Almiron missed four games. The team went 1-1-2 without him. 

The only game in which neither of them appeared resulted in a 3-2 loss to Minnesota United at Mercedes-Benz Stadium on Oct. 3.

Villalba appeared in all 34 games. He missed the first three preseason games this season because of a strained abductor.

They weren’t the only key players to either miss games or sustain injuries. Left fullback Greg Garza missed most of September and all of October.

Midfielders Jacob Peterson and Brandon Vazquez missed stretches with injuries.

But keeping the attackers healthy, on the field or at least eligible for the 18, will be key.

3. Develop depth: Martino and the team did many things well last season. One of the things that drew criticism, particularly toward the end of the season when the team played eight games in 24 days, was a lack of developed depth. Even in blowouts, Martino frequently elected to keep key players on until the final whistle, rather than sub them out. Injuries hit during the packed portion of the schedule. Even when the week featured three games, Martino would continue to play the same nucleus. 

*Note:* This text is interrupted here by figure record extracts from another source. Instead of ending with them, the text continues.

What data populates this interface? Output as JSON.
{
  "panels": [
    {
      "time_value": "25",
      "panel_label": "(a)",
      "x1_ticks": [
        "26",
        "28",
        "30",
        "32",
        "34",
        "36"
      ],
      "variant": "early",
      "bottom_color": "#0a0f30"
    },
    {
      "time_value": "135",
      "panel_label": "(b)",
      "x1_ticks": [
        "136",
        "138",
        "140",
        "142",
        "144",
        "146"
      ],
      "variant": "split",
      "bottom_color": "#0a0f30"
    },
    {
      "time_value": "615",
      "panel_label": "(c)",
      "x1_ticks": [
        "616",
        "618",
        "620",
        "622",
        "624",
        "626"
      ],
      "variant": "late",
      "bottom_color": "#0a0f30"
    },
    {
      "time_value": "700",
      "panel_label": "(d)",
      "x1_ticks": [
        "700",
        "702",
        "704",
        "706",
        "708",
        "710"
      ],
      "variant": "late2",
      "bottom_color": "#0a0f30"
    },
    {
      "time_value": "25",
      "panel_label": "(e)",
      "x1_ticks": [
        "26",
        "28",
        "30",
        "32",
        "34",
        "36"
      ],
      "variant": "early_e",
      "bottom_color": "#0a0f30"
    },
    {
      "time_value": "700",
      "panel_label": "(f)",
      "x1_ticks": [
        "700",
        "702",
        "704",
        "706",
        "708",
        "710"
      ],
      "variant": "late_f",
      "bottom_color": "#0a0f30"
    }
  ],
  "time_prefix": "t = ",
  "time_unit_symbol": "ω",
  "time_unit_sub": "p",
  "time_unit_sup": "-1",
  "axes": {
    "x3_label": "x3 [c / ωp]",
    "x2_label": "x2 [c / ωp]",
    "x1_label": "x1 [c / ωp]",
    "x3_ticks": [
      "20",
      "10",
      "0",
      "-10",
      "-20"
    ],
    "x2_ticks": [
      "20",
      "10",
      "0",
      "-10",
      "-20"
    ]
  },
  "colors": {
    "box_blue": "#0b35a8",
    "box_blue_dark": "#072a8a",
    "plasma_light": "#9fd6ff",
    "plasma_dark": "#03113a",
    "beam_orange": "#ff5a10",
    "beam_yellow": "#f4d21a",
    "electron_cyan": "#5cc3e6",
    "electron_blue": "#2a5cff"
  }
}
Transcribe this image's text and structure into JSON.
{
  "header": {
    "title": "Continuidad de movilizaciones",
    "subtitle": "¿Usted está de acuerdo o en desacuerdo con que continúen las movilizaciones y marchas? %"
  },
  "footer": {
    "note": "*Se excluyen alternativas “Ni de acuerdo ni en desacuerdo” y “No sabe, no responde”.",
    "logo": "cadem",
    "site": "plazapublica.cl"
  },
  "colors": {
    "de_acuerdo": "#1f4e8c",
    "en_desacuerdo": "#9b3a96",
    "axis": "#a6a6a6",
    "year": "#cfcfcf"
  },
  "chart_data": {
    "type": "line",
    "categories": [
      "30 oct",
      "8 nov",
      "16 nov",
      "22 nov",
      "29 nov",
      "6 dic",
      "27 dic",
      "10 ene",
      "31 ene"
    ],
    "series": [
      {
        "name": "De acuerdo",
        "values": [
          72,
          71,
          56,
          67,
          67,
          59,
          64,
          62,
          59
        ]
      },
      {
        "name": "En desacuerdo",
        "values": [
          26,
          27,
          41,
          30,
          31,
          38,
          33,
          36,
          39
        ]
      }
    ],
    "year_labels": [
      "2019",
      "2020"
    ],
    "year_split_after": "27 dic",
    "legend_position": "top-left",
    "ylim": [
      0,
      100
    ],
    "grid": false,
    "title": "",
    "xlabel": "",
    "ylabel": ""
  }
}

He explained his reasoning as the team was fighting for a playoff seeding. That is true. The team began its opening homestand at Mercedes-Benz Stadium on Sept. 10 clinging to the sixth spot after a four-game winless streak. After six home games and a 5-0-1 record, Atlanta United had a chance to secure the second seed.

That achieved goal, on top of the team suffering injuries to key backups near the end of the season, also limited the chances that Martino could use the players had he wanted to.

This season, the team has at least two-deep depth at every position with the possible exception of centerback.

4. No mental lapses: When Atlanta United would score often within a few minutes the opponent would score. This became one of the curious aspects of last season.

It happened twice in the 3-3 draw with Orlando City.

It happened in the 4-2 win against San Jose.

It happened in the 3-2 loss at Miami that knocked the Five Stripes out of the U.S. Open Cup.

There are more examples, but the point is made.

To avoid needing three points in the final game to secure a higher seed, which is the situation Atlanta United was in last season, it needs to avoid dropping points because of mental lapses.

5. Support at home: Atlanta United set several MLS attendance records in its inaugural season, including average (48,200) and single game (71,874).

The players consistently thanked the ticket-buyers for their support throughout the season. 

Atlanta United has yet to announce its season-ticket sales for this season, other than to say the team has sold more this season than last season, when it sold around 36,000. The lower bowl capacity for Mercedes-Benz’s soccer configuration is 42,500.

The team will open Mercedes-Benz to its full capacity, a total that is still being determined but is at least 71,874, for four of the 17 home games this season.